Cast: Melanie Scrofano, David James Elliot, Romy Weltman, Andy McQueen, Katharine King So, Hudson Wurster, Stephen Ogg, Release Year: 2025
Where To Watch: SyFy/Peacock
Audio Description Produced By: diffuse
Written By: Narrated By:
What Is it? A sleepy town is changed overnight when, inexplicably, everyone who has died in the last few days is revived.This naturally causes a lot of questions about why, and also for public safety. Some are happy to see their friends and loved ones return, and others not so much. But are the revived hiding secrets?
What Works: Well, the premise is cool, if it was handled with care. it is the kind of potential that the right creative team could actually do something with, but sadly, this team has no idea what to do with it. I liked the premise, and it seems as if those who are involved like it too. There’s a valiant effort to create characters we might like, and a story full of lore. The problem is, they have been given a shoestring budget to achieve this, since NBC/Universal has no faith in anything designed for SyFy anymore. They would have been better off just designing it for Peacock, and allowing it to have a run later on SyFy, something ABC has done with Only Murders In The Building, and WBD has also done with Hacks.
What Doesn’t Work: Aside from the next chapter here, which discusses the budget audio description, and Peacock’s inability to even commit to cheap audio description, the series is just so cheap. It feels hokey, and the biggest star hasn’t led a successful series since JAG. revival is worried about being too smart, so it often plays to the lowest common denominator, figuring anyone who still has cable and not a streaming service must be an idiot. The quality is nowhere near the rest of the current NBC/Peacock/Universal talent, and feels like an independently produced show on Tubi.
the acting is hit or miss, with most people just happy to be here. It reminded me of another show I was watching on SyFy a while back, that took place in space and has since become forgettable. that cast had a tiny handful of charmers, and some winning plot points, but mostly suffered from being the victim of sacrifice to keeping SyFy alive. It is a shame, because they just cancelled resident Alien,a fairly decent show that started on SyFy, and eventually earned its wings to move to USA. Chucky worked as a SyFy series because it was intended to be campy.
This plot is something that if you handed it to a talented showrunner like JJ Abrams, Jonathan Nolan, or the Duffer Brothers, you would likely have a big hit. Unfortunately, no one at this conglomerate can see the forest through the trees.
The Audio Description: Abysmal. Diffuse is who you hire when you want cheap audio description done fast. They are standing outside Home Depot waiting to be hired for any random job, no questions asked. There’s so little care put into this track, that there are moments where the characters are having a conversation about something they can see, but we can’t, and the writer for the audio description is so bad at their job they can’t even process it. I remember one scene where one of the lead actresses was sitting down to watch her father on TV, which was clearly a secondary importance, and we could hear these gurgling noises like you’re in a horror film, but you have no visual connection to why the sound effect is happening. I still have no fucking idea what was happening. Then, after four episodes, NBC/Peacock seemingly just abandoned the concept of audio description. After waiting more than enough time, and being degraded and debased by this offensive excuse of accessibility, I asked myself what I was even waiting for? So I can stumble through more episodes of a show with no budget, and an eve worse audio description track? no thanks.
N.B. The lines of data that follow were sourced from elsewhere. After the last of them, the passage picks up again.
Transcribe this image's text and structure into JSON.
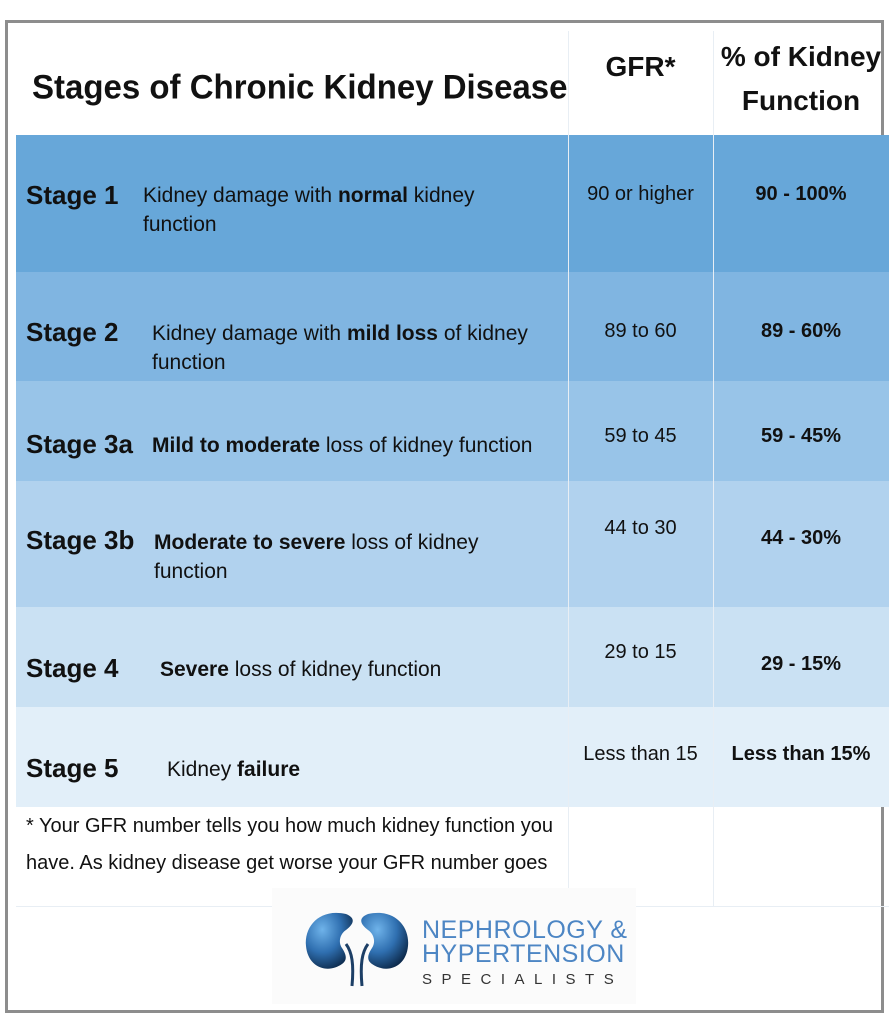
{
  "header": {
    "title": "Stages of Chronic Kidney Disease",
    "gfr": "GFR*",
    "pct": "% of Kidney\nFunction"
  },
  "rows": [
    {
      "stage": "Stage 1",
      "desc_pre": "Kidney damage with ",
      "desc_bold": "normal",
      "desc_post": " kidney function",
      "gfr": "90 or higher",
      "pct": "90 -  100%",
      "bg": "#67a7d9"
    },
    {
      "stage": "Stage 2",
      "desc_pre": "Kidney damage with ",
      "desc_bold": "mild loss",
      "desc_post": " of kidney function",
      "gfr": "89 to 60",
      "pct": "89 - 60%",
      "bg": "#80b5e1"
    },
    {
      "stage": "Stage 3a",
      "desc_pre": "",
      "desc_bold": "Mild to moderate",
      "desc_post": " loss of kidney function",
      "gfr": "59 to 45",
      "pct": "59 -  45%",
      "bg": "#98c4e8"
    },
    {
      "stage": "Stage 3b",
      "desc_pre": "",
      "desc_bold": "Moderate to severe",
      "desc_post": " loss of kidney function",
      "gfr": "44 to 30",
      "pct": "44 -  30%",
      "bg": "#b1d2ee"
    },
    {
      "stage": "Stage 4",
      "desc_pre": "",
      "desc_bold": "Severe",
      "desc_post": " loss of kidney function",
      "gfr": "29 to 15",
      "pct": "29 -  15%",
      "bg": "#cae1f3"
    },
    {
      "stage": "Stage 5",
      "desc_pre": "Kidney ",
      "desc_bold": "failure",
      "desc_post": "",
      "gfr": "Less than 15",
      "pct": "Less than 15%",
      "bg": "#e2eff9"
    }
  ],
  "footnote": "* Your GFR number tells you how much kidney function you have. As kidney disease get worse your GFR number goes",
  "logo": {
    "line1": "NEPHROLOGY &",
    "line2": "HYPERTENSION",
    "line3": "SPECIALISTS",
    "color": "#4d86c4"
  }
}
Why You Might Like it: I hear the comic on which this is based is good, and I’m not fighting the premise at all. But, this is a little like getting the rights to Batman and asking Francis Ford Coppola if he’d like to follow up Megalopolis with his take on the caped crusader.
Why You Might Not Like it: it’s so underfunded, it is like DOGE took a detour and cut the budget for Revival, and made them work even cheaper than they would normally have to for a SyFy production. Honestly, i gave a rotten review to Marshmallow this year, due in part to the lack of accessibility, and that film felt better funded and directed than this show.
final thoughts: A great concept is murdered by inept writing, disappointing casting, and a seeming desire on the part of SyFy and peacock to intentionally provide us with equally cheap and awful audio description. In a world where you get what you pay for, revival had the money to buy cinnamon Twists at Taco Bell, and nothing more.